CRISIS COMMUNICATIONS PREP: 5 MUST-HAVES TO PREPARE FOR ANY SITUATION
An unexpected crisis or reoccurring issue can cause serious damage to your organization’s financial, operational and reputational standing. The best method of crisis management is to prevent it. The second best is to plan for it. If your plan is developing as your crisis unfolds, you’re already behind.
Here are five crisis communications tips to prepare for unforeseen events.:
Select Spokespeople in Advance. A spokesperson should be someone with knowledge about the situation and with authority to act as the face and voice of your company. An ideal spokesperson is friendly, experienced, credible, authoritative and direct. Depending on the situation, location and audience, you’ll likely need to assign different spokespeople such as your CEO, VP, project manager or your PR team.
Complete Media Training. All potential spokespeople should go through extensive media training for potential crisis scenarios. Leverage your PR agency to run mock media interviews so you become comfortable with answering tough questions.
Create a Contact List for All Employees. To ensure that your entire staff is properly prepared for a crisis scenario, create a phone tree advising who they should contact if and when a crisis arises. In some cases, executives will not be the first people to hear about the situation but will likely have to handle the aftermath, so it’s vital that all employees understand who to involve in various situations.
Develop Responses Early. Drafting response templates ahead of time is a great way to proactively plan for crisis situations. Think about what events previously impacted your company or occurred within your industry. Could the situation happen again? If so, determine what scenarios to prep for and which audiences need correspondence such as media, employees, clients, customers or investors.
Some questions to ask yourself: Will the media likely request interviews about this subject? Do we need to have a social media post or replies ready for comments? Are our investors or clients going to request more information? Whatever the audience or platform, creating responses ahead of time will make for a more seamless and speedy response time when a crisis hits.

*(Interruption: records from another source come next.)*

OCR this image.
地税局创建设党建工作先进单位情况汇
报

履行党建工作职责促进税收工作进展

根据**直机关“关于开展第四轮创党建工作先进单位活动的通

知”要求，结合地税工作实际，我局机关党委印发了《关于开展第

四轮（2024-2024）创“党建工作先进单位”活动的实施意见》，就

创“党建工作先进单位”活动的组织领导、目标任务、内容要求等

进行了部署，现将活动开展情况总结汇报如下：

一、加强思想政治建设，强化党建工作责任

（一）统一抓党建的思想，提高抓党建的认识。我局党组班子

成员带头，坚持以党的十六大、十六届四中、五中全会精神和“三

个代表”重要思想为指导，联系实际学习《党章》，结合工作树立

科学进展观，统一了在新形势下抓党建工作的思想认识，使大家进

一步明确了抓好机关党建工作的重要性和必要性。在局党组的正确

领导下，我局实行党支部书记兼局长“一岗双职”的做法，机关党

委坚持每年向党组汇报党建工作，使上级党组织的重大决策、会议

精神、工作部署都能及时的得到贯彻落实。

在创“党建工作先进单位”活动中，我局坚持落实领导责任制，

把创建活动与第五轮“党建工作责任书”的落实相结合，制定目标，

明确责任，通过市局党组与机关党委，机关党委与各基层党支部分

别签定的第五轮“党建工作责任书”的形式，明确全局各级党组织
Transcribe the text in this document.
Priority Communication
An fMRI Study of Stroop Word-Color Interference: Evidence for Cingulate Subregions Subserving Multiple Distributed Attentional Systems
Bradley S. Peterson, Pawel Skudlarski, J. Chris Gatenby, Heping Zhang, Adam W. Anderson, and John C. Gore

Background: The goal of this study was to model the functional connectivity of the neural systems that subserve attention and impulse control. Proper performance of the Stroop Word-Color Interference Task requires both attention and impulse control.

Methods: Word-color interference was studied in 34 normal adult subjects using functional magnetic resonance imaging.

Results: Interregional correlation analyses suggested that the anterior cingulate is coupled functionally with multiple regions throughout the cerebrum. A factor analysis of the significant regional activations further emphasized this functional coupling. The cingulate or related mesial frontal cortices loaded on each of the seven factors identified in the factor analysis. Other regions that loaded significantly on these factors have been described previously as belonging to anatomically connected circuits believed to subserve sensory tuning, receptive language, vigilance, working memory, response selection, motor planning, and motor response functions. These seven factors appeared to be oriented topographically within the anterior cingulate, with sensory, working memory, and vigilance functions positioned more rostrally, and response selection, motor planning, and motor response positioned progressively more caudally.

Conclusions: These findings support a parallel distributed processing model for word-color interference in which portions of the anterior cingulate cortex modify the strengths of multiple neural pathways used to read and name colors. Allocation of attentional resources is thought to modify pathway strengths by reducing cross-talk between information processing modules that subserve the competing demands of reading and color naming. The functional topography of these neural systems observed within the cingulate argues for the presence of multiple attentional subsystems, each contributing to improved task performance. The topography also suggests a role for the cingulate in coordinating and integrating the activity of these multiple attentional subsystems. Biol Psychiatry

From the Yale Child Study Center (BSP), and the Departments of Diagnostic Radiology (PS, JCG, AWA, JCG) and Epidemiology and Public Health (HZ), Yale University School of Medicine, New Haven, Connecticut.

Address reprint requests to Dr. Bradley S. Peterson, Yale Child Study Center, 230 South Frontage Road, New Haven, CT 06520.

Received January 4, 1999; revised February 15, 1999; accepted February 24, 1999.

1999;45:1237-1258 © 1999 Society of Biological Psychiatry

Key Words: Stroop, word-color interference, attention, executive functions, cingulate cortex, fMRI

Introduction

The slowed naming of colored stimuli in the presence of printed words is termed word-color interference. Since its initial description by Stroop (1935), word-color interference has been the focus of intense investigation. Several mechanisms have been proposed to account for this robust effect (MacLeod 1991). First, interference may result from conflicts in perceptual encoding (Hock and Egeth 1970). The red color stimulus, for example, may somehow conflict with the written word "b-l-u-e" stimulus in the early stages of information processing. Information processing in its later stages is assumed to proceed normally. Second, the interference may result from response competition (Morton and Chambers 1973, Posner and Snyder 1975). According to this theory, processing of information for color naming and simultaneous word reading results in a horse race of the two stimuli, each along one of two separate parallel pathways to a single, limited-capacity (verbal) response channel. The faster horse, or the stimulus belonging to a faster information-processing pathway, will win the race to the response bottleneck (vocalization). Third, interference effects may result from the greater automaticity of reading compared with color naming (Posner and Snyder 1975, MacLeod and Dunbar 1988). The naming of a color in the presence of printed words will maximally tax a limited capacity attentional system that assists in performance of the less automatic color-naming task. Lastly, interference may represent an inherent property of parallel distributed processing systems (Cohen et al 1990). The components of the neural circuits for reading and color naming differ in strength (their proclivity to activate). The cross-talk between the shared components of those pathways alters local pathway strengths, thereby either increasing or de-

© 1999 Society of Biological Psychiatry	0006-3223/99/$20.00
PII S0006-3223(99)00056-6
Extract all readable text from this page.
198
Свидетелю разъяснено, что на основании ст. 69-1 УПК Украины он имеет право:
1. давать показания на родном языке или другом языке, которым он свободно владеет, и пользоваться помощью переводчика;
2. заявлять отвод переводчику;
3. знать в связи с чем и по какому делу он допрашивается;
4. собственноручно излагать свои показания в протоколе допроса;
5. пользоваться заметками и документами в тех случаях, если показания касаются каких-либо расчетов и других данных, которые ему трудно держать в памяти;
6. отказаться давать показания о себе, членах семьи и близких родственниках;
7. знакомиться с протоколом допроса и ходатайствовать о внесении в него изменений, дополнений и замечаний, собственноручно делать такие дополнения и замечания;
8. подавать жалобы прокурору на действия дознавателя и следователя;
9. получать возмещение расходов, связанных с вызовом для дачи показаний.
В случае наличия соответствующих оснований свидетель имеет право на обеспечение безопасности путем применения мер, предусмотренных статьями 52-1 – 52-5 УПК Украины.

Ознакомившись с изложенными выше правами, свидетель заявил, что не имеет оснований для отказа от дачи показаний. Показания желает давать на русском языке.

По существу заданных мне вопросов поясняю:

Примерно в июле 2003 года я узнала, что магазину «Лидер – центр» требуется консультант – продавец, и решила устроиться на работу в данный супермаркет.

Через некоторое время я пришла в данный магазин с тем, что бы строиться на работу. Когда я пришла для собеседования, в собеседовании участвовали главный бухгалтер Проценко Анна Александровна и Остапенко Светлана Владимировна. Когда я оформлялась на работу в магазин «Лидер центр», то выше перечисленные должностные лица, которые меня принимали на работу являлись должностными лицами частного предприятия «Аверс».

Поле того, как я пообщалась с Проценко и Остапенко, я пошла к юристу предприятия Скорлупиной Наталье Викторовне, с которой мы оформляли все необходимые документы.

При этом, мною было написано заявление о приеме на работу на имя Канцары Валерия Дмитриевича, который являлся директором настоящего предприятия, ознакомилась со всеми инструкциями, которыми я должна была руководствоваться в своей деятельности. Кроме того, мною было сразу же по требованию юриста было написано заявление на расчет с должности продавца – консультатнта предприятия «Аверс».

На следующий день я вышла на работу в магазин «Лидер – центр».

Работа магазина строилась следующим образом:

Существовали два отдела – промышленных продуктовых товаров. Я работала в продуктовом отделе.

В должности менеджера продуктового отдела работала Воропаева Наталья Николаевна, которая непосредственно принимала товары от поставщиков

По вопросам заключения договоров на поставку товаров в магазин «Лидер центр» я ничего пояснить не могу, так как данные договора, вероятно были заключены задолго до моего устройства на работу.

Engage the Experts. Last but not least, hire a PR firm that specializes in crisis communications. Do not try to DIY a crisis plan for your business — it might land you in hot water legally and negatively impact your reputation. PR experts work with your legal counsel to draft replies, statements, emails and materials that carefully explain the situation to your key audiences without breeching confidentiality or impacting your reputation. Crisis communications teams can also provide strategic proactive and reactive best practices to guide your employees on how to handle various situations.